Boulanger adds, “They discovered that when you get your hands dirty together, you really bond quickly with people.”
“We had a multi-level experience,” explains Ishan Desai, a doctoral student in civil engineering from Kolkata, India. “At the physical level, we had an opportunity to travel halfway around the globe to help an at-risk population. At the mental level, we used our technical and problem-solving abilities to produce economic and effective water filters. And at the spiritual level, it wasn’t about ‘me,’ it was about being part of the global community.”
“The opportunity to do a study abroad field trip had so many benefits besides the obvious one of helping the people of Haiti,” Boulanger states. “It helped our students grow, allowed them to experience different cultures and definitely built character and confidence. Also, every aspect of our experience involved high-impact learning.”
The students needed to practice teamwork and to trust in other team members in order to get the filters made, he adds. For example, creating filters and kiln bricks involves a multistep process. Team members needed to cooperate and coordinate with each other to determine what to do next.
There was also the issue of how to get the bricks from one part of the island to the other, and problems associated with border crossings. The ability to solve logistical problems, as well as to develop a better understanding of the reasoning behind the design process of the filters, helped when the team returned to Texas A&M.

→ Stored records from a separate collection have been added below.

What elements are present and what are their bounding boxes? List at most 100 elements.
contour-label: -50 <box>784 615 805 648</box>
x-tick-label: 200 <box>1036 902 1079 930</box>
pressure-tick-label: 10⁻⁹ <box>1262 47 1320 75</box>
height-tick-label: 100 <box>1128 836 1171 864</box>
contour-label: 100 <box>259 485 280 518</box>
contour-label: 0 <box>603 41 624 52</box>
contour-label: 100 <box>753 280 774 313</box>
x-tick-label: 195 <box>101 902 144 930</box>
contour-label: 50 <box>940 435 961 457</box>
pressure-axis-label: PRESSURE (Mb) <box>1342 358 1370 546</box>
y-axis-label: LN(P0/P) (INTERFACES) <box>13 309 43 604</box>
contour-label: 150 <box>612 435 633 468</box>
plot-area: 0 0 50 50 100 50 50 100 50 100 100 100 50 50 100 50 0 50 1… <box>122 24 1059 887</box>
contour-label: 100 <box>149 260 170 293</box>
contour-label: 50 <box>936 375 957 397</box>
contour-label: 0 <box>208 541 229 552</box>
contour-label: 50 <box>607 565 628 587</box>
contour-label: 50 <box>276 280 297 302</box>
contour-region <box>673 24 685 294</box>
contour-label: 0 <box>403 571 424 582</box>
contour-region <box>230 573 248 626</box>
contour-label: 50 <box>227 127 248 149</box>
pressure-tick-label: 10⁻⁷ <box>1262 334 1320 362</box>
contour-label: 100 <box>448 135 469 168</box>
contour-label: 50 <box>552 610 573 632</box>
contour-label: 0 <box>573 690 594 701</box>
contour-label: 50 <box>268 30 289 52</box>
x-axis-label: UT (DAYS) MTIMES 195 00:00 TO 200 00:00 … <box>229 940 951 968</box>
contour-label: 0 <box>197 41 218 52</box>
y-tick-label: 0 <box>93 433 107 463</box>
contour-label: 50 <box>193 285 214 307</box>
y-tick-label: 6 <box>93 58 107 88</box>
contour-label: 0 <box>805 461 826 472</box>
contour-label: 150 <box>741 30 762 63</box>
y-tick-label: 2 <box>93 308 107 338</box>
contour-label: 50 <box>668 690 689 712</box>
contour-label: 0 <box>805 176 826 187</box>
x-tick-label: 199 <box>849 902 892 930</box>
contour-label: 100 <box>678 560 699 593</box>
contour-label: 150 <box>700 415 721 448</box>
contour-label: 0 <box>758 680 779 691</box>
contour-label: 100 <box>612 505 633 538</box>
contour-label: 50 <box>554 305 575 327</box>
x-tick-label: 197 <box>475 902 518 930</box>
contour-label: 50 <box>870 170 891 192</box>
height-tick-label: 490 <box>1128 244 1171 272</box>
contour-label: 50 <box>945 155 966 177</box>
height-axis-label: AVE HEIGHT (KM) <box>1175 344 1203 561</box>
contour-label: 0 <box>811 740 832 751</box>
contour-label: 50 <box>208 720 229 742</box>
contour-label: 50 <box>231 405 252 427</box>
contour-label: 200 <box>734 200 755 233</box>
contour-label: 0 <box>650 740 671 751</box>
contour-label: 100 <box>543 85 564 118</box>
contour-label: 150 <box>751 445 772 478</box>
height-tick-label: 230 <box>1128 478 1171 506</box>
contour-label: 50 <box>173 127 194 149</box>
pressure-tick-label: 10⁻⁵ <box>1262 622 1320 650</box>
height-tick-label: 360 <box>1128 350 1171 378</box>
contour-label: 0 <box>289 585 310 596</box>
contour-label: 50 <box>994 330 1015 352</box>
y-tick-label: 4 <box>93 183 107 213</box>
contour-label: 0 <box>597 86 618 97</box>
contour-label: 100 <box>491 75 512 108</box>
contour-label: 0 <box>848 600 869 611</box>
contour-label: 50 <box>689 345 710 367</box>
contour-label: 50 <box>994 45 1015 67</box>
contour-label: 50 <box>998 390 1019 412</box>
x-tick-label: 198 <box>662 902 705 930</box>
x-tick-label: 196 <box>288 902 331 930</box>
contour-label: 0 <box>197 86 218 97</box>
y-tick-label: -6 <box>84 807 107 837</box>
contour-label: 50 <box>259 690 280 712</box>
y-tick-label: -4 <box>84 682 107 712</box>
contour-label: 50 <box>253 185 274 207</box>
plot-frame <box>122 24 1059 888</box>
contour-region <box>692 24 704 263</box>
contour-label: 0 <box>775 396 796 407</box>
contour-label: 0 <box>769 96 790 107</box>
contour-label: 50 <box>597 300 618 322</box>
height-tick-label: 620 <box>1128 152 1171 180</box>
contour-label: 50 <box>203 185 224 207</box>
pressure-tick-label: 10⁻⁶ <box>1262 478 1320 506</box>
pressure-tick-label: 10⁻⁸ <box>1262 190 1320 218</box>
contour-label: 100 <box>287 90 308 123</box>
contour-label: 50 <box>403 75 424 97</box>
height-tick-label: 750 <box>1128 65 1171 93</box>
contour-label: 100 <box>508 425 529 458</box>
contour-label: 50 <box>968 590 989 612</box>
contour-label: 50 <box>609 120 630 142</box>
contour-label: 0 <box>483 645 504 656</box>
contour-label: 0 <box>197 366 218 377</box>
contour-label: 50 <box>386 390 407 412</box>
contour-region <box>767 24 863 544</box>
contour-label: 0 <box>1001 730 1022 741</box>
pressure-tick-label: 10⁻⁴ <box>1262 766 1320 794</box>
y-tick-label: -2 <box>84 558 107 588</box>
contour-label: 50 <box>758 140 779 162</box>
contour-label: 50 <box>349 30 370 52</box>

“They were able to help plan the layout of our new facilities in Laredo based on what they learned in the Dominican Republic,” Boulanger notes.
The Texas A&M Water Project has been granted space to build a point-of-use ceramic water filter production and education facility in Laredo for residents of the Texas colonias. Texas has an estimated 400,000-500,000 people without access to sanitation or clean drinking water in their homes, most notably in South Texas.
“Not only does this project provide a critical service for people in the state and beyond, but our study abroad trip to the Dominican Republic has given our students the global perspective needed to work with the diverse communities of Texas,” Boulanger adds.
As Perpetua Mbachu, a senior allied health major from Austin, says, “Being able to work with the Texas A&M Water Project was an opportunity of a lifetime. I had the chance to work in an unfamiliar setting, to interact with people of a different culture and to learn the value of breaking barriers to communicate ideas and share perspectives. This experience showed me how a small group of people with a common mission can begin to shape the world.”